I’m loving our homegrown beetroot. Not only is it exceptionally easy to grow with minimal watering or effort, it just seemed to look after itself, but it’s so sweet and delicious. I’m also finding great use for the leaves and stalks in curries, stir fries and stews, and taking great delight in the pink beetrootie tinge they add!

Local beekeepers removing the bees nests from our roof!

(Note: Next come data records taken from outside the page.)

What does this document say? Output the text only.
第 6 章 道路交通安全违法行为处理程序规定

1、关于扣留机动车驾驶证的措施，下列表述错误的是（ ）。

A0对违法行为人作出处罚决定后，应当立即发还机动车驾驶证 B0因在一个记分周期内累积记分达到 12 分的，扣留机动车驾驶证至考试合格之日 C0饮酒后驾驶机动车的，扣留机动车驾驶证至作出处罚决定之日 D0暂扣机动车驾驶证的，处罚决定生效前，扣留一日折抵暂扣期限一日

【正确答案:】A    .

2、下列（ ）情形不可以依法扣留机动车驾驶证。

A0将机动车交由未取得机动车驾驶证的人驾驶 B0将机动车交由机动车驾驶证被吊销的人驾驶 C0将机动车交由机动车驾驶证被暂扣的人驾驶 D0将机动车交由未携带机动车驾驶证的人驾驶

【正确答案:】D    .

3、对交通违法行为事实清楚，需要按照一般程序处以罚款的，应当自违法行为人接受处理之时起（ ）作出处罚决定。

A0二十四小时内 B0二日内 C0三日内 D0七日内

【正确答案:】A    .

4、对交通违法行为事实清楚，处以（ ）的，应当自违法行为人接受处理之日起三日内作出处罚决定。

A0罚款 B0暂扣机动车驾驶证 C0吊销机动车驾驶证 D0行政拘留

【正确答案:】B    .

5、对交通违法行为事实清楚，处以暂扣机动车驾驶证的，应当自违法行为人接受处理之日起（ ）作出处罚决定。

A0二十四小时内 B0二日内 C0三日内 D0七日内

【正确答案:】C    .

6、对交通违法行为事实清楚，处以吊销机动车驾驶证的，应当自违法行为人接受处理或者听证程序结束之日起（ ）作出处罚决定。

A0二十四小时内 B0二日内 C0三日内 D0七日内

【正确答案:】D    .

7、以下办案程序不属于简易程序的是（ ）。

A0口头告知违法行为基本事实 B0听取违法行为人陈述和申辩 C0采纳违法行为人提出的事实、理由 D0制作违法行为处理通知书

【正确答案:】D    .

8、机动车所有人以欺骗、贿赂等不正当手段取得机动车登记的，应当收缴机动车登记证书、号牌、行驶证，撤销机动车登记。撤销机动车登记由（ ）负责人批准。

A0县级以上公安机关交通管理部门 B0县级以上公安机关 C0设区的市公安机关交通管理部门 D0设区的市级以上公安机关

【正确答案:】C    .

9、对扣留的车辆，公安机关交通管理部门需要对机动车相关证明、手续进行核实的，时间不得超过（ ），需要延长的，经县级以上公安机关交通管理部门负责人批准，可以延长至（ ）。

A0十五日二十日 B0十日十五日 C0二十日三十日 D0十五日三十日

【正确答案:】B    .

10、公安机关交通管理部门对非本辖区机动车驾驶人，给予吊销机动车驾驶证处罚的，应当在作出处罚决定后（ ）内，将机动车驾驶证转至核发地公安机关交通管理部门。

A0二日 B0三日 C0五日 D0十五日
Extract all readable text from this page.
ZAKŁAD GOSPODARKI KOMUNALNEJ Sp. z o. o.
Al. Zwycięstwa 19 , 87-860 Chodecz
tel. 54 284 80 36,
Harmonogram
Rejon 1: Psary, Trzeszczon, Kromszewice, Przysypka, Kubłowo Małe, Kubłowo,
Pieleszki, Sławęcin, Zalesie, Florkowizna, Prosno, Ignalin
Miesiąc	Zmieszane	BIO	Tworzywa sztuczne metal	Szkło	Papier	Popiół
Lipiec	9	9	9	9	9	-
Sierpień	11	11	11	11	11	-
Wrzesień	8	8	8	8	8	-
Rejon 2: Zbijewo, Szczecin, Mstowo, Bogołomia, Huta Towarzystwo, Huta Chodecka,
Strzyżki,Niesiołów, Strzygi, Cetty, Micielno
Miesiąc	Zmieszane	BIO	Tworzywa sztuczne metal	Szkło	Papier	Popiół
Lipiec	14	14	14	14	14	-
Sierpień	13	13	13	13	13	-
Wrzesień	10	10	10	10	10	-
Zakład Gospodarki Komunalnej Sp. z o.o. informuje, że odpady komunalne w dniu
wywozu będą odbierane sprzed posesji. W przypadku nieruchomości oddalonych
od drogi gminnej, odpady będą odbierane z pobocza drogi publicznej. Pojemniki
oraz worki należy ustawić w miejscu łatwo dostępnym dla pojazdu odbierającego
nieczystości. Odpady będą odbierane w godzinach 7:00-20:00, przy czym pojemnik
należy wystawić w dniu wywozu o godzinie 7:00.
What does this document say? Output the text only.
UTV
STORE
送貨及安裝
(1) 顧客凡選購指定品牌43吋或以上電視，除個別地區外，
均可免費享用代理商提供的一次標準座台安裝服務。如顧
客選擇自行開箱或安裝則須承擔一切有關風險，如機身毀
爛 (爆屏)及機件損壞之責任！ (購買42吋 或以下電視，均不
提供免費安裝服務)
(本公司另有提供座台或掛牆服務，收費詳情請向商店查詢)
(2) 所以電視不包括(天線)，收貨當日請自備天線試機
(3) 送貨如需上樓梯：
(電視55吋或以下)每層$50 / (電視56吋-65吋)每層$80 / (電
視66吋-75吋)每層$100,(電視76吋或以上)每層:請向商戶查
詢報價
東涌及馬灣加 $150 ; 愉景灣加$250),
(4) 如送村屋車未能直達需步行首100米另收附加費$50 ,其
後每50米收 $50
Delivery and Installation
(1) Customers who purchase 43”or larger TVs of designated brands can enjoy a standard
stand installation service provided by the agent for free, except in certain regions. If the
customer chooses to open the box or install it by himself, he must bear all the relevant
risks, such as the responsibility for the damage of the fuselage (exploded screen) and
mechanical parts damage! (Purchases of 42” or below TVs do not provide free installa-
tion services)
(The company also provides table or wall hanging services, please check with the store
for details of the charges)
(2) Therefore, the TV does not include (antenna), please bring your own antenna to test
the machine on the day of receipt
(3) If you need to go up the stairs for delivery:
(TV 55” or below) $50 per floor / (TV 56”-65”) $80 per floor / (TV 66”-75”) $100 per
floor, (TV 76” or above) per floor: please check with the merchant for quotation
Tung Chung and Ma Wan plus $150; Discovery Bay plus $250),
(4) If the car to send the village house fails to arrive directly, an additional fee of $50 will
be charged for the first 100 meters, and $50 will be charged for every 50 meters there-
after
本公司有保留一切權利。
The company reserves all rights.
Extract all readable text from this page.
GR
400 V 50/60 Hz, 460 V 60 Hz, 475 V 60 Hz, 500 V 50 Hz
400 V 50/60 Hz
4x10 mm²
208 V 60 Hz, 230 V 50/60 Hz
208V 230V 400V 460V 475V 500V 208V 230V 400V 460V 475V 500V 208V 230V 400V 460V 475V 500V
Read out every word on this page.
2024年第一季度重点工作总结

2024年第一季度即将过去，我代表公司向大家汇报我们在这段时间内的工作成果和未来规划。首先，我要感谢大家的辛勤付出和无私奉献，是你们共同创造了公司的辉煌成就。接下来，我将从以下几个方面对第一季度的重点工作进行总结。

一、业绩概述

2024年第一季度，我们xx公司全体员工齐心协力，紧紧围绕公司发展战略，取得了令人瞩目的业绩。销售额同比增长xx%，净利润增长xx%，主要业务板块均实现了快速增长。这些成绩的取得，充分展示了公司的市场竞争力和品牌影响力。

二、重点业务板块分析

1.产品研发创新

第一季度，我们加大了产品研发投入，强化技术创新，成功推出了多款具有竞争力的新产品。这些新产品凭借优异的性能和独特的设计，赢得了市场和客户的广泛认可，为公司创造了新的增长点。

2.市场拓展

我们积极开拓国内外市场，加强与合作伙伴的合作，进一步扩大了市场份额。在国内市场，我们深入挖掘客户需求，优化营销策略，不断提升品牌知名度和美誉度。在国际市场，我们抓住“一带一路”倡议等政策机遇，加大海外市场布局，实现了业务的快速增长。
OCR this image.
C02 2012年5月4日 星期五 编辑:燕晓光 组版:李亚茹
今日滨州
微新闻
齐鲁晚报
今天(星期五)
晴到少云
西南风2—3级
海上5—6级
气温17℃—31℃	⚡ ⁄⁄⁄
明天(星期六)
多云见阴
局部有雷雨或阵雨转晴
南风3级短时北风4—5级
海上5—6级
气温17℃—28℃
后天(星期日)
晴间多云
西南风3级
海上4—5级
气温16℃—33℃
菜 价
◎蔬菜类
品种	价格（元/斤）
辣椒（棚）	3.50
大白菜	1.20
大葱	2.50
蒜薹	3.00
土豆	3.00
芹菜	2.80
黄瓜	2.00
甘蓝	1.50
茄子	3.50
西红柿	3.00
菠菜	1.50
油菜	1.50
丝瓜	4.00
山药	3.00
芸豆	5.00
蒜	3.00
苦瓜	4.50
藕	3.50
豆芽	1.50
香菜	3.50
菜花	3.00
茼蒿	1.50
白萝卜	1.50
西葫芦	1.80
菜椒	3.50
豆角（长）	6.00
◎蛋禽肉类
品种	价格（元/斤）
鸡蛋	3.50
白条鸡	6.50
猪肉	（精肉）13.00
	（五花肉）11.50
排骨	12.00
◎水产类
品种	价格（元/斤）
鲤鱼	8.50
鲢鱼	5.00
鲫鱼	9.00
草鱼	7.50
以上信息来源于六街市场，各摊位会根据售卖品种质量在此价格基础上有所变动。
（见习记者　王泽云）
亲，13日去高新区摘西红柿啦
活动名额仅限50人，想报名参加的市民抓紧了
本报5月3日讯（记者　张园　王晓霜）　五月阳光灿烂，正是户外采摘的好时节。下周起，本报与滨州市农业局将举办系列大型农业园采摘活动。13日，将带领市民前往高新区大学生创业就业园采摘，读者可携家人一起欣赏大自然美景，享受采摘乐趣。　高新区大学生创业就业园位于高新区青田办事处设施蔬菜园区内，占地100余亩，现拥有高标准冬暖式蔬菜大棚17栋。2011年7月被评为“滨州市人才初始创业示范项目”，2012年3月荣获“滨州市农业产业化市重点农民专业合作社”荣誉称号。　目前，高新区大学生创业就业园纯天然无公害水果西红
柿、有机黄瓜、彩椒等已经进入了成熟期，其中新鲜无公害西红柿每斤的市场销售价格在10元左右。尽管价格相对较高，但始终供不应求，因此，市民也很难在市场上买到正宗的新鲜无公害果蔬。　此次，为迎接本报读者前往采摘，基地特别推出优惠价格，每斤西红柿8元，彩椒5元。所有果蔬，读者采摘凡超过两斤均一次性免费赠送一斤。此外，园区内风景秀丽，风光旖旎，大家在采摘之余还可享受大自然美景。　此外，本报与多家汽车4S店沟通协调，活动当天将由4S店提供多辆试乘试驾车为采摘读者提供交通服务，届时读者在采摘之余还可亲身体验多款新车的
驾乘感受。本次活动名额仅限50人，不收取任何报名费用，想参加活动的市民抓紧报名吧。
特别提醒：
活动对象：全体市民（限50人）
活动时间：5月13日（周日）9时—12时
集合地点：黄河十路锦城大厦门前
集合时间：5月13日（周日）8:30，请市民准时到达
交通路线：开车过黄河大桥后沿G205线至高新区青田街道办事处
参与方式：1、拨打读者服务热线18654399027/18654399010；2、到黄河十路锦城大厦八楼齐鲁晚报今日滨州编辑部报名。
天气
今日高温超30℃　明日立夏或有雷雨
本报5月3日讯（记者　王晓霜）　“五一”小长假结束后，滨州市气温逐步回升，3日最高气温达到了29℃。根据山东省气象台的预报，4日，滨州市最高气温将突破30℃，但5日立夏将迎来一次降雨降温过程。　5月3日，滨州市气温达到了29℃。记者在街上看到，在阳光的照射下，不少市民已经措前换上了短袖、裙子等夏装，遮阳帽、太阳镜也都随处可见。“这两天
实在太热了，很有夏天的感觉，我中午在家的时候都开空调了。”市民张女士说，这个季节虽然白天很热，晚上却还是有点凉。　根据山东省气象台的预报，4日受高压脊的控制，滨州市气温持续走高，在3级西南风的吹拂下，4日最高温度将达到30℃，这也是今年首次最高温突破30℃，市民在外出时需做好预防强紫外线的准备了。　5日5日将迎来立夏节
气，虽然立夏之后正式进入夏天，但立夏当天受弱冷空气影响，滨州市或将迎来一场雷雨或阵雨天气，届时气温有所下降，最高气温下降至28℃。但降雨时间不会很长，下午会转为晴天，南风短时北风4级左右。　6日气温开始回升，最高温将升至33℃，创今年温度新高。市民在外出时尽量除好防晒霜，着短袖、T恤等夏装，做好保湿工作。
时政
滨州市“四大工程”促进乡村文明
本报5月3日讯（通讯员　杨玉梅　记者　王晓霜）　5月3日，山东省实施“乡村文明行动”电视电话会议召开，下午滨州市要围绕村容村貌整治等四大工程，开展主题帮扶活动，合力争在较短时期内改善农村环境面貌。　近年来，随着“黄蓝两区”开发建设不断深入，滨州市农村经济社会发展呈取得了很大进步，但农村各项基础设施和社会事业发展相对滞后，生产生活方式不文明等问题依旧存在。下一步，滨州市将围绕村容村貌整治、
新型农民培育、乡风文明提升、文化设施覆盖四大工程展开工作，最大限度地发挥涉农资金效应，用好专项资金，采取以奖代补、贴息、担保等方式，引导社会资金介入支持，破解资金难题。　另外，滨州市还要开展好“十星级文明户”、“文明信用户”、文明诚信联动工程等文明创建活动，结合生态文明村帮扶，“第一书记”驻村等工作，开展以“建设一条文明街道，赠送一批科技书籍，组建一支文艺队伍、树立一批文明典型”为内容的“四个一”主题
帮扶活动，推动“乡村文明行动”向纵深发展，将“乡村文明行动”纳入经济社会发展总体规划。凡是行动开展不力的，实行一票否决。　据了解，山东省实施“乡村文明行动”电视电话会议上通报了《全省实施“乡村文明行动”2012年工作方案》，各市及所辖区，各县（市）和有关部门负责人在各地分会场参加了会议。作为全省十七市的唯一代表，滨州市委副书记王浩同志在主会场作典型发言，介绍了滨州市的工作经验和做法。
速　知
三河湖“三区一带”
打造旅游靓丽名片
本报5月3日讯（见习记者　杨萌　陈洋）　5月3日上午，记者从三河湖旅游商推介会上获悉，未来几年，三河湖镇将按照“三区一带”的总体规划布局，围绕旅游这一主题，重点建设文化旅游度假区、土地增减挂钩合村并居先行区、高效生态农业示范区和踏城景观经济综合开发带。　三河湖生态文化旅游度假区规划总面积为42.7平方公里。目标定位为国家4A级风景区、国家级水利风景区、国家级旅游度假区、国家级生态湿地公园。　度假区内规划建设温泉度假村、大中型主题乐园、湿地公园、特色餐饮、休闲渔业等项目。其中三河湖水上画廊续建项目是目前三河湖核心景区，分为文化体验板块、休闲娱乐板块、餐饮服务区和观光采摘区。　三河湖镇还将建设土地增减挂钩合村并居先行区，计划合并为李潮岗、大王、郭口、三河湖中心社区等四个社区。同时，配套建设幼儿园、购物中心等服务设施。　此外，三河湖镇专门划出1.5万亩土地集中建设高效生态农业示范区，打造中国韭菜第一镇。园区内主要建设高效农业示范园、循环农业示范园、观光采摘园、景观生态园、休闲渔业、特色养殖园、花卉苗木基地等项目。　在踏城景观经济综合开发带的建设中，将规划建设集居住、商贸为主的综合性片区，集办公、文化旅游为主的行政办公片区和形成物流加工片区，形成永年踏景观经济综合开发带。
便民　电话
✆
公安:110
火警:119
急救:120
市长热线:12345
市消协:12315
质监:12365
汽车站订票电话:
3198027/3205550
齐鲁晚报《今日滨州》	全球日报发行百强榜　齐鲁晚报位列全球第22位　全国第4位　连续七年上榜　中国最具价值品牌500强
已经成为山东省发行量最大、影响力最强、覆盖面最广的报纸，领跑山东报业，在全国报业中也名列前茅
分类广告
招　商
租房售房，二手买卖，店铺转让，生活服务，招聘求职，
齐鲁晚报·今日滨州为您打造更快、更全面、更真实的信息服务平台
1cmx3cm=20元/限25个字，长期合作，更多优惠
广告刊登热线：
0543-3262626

Homegrown rocket & beetroot

For a hearty dinner for two:

6 baby beetroot, or 1 very large full sized

2 very large handfuls of flavoursome baby leaves or rocket, washed

40g of walnuts halves

1 tbsp of red wine vinegar

3 tbsps of walnut oil

salt and freshly ground black pepper

6 slices of good quality french bread or sourdough, cut into 1cm thick slices

a little olive oil

130g of goats cheese (preferably in a log), cut into 12 slices

honey to drizzle

Firstly you need to cook and prepare your beetroot. Place them whole with the skin still on and a few millimetres of the root and stalks attached (this prevents them bleeding out too much colour) in a pan of boiling water.  If you’re using baby beetroot, simmer for about 30 minutes, if full sized for about an hour and a half. When cooked remove from the pan and allow to cool. Slip off the skin, root and stalk – it should all come away very easily. Dice into small even sized pieces.

Now to make your dressing. In a bowl whisk the red wine vinegar, walnut oil, a pinch of salt and a generous grinding of black pepper together.

Grill the bread slices on both sides until slightly golden. Drizzle over a little olive oil and place a couple of slices of the goats cheese on each piece and put back under the grill until the cheese has melted.

Meanwhile place the salad leaves in a bowl with the diced beetroot and walnut halves. Add the dressing and toss lightly together. Lightly as you don’t want the beetroot to stain the leaves too much. I actually tossed the salad leaves and walnuts separately to the beetroot to prevent this!.

Place the salad on a plate with the goats cheese toasts on top. Drizzle a little honey all over, but particularly on the goats cheese. Serve immediately!